Pucheu was inspired by “Praise Song for a Day,” the Elizabeth Alexander poem read on the day of Obama’s inauguration. You can see the echoes: strangers passing each other the streets, the mundanity and violence of our lives, the hope of love, communion, and survival. But Pucheu’s is also a defiant refutation of the political apathy that has led to a world where “killable bodies” flee “athletic gunshots,” where we dream of “bar codes on the backs / of necks… making / bodies available to a machine that would insist / on recognizing them by some number/ in which we would never recognize ourselves.”
Going up or going down a street,
we attest to this hiatus of unknowing
between the abandoned body and the different lives
that try to colonize it, between the naked life
and the living garments that cover it,
between raw life and whatever part of it is cookable,
between open life and lived life.
A vinegary excerpt from a short story by Victoria Manifold in The Lifted Brow, an Australian magazine, is a ride through lunacy, decay, death, village gossip, frogs and Old Testament-like natural disasters.
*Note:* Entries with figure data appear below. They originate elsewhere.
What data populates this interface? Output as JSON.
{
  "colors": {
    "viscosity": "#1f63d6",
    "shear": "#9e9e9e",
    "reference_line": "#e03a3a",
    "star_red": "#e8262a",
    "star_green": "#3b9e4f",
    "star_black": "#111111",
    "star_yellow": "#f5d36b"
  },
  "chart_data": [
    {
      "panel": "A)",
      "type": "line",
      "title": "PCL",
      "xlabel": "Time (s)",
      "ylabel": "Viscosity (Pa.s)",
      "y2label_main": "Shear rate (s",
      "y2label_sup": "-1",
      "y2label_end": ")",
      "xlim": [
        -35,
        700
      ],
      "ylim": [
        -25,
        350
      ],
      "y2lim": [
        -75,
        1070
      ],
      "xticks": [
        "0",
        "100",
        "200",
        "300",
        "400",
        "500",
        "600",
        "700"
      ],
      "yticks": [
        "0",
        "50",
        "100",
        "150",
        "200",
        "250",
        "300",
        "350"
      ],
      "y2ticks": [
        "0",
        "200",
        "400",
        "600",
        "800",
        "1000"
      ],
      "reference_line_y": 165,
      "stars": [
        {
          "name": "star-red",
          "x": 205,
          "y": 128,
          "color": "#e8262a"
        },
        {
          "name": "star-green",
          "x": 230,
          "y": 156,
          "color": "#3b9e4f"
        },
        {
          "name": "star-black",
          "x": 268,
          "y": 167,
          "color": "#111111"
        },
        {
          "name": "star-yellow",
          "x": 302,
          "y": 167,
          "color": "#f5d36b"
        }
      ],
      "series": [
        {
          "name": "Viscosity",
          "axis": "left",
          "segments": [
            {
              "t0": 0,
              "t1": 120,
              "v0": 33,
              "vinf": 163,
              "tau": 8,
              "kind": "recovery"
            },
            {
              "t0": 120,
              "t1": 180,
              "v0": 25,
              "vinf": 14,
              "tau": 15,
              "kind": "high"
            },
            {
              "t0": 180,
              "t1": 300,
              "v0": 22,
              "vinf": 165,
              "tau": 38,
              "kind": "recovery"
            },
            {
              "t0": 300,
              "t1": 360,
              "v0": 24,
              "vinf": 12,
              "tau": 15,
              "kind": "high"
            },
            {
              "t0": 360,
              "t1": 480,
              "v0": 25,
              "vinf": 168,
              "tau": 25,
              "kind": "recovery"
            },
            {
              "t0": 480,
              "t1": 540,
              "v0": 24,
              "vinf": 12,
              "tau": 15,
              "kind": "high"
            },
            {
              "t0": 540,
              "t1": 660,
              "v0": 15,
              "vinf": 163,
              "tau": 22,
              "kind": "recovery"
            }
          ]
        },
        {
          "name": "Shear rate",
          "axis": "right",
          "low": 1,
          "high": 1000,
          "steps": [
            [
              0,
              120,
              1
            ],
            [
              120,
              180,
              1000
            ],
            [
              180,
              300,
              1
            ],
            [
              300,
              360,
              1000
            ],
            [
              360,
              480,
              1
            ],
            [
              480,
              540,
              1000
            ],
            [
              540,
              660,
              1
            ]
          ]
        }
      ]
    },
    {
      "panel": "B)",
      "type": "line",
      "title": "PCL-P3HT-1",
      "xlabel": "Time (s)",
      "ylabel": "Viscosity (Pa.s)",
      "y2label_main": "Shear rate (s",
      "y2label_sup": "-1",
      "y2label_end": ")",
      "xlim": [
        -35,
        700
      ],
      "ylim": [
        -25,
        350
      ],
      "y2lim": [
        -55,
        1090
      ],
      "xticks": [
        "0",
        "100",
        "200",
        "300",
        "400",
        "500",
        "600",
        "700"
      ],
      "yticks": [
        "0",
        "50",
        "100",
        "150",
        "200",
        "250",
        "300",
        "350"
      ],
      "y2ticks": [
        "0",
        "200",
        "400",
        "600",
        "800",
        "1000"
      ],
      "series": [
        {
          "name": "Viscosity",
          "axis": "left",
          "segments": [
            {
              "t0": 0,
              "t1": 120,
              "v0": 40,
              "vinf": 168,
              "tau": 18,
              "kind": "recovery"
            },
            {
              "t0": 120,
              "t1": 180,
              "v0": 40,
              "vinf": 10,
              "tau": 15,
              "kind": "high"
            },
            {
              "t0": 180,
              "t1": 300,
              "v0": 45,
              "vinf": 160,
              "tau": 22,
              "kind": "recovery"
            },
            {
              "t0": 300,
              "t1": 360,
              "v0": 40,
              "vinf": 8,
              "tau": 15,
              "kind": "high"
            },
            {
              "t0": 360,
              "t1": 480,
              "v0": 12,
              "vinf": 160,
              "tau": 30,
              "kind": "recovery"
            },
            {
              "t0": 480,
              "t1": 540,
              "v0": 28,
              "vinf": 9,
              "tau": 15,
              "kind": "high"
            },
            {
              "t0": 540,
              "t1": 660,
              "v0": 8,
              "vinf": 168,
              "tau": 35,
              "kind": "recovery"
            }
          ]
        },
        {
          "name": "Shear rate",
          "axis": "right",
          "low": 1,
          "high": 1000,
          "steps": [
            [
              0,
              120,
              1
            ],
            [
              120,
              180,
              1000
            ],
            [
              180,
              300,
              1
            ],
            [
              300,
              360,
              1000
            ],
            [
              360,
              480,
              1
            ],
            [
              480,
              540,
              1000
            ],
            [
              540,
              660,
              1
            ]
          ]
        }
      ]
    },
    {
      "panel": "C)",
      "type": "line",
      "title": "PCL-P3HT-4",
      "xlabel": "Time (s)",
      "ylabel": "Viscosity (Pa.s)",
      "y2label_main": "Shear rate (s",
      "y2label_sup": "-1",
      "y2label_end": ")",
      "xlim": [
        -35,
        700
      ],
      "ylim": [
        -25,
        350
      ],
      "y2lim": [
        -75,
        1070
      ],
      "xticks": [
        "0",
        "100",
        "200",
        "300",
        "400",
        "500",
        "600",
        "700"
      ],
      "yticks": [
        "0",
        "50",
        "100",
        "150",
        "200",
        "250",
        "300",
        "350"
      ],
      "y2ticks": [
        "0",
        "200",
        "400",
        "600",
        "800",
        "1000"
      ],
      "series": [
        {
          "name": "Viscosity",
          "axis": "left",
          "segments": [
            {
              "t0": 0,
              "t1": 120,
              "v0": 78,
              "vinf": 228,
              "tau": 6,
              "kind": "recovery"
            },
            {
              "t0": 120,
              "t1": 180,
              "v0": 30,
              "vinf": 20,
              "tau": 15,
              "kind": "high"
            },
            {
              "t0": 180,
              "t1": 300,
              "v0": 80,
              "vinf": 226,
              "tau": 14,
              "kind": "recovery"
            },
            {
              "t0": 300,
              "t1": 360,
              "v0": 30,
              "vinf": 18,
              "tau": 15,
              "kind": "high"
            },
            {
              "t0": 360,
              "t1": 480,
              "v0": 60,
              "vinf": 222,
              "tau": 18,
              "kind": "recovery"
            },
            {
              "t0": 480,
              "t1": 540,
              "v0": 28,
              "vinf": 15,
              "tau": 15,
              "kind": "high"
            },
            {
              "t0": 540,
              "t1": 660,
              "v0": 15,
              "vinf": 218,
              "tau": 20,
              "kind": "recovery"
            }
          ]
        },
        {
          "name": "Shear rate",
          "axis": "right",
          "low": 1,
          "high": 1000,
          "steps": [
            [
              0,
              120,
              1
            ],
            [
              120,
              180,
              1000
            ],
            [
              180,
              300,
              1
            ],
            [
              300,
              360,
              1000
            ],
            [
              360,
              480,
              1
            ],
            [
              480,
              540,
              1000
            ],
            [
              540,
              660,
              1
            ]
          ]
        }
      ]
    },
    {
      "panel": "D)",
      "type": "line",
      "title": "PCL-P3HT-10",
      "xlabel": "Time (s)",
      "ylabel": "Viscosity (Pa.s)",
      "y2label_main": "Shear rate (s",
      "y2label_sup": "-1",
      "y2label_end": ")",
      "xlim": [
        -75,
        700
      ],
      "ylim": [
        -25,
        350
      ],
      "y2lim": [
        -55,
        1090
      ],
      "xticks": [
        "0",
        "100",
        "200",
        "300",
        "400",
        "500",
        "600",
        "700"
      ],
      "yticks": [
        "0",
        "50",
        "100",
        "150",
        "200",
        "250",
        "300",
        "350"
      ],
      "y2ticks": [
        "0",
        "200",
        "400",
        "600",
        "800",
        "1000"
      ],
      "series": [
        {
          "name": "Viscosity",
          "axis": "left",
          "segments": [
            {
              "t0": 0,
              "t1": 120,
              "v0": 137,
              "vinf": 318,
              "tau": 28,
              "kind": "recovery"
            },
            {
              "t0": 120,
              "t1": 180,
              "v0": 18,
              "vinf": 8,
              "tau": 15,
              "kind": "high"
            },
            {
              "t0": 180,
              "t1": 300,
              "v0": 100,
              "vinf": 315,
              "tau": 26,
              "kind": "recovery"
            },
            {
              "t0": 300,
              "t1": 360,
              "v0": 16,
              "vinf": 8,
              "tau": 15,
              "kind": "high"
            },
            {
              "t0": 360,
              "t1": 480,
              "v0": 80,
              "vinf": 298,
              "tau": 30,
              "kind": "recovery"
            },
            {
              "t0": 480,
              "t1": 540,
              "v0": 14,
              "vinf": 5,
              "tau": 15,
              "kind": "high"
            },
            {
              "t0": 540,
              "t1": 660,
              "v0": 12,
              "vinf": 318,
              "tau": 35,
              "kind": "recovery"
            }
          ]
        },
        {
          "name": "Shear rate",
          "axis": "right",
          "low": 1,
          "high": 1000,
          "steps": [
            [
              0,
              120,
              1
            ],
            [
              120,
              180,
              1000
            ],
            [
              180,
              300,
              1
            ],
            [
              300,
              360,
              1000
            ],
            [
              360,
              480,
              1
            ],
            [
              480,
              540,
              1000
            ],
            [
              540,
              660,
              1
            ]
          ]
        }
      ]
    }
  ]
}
If you liked the magical claustrophobic intensity of One Hundred Years of Solitude, you’ll love reading this. Two sisters, the pretty and glamorous Mina and the sharp and wry Mirka, become widows simultaneously, and move back into the dilapidated mansion where their mother is, quite literally, shrinking away from the burden of sanity. I won’t give too much away, but it’s so visceral and acidic, you’ll find yourself clutching your tongue to your teeth the whole time.
Every day the milk would sour as soon as the sun rose but neither Mina nor myself would condescend to acknowledge it. Instead we drank it in lumps from the bottom of china bowls, each daring the other to admit the taste was vile. Mina would stare straight into my eyes and ask “Are you enjoying your breakfast Mirka?” and I would stare straight back and answer “mmmmmmmmm,” whilst rubbing satisfied circles all over my paunch, “And you Mina?” I would ask, “how is your breakfast?” “mmmmmmmmm,” she would say too, rubbing her own paunch even more vigorously and displaying even more satisfaction.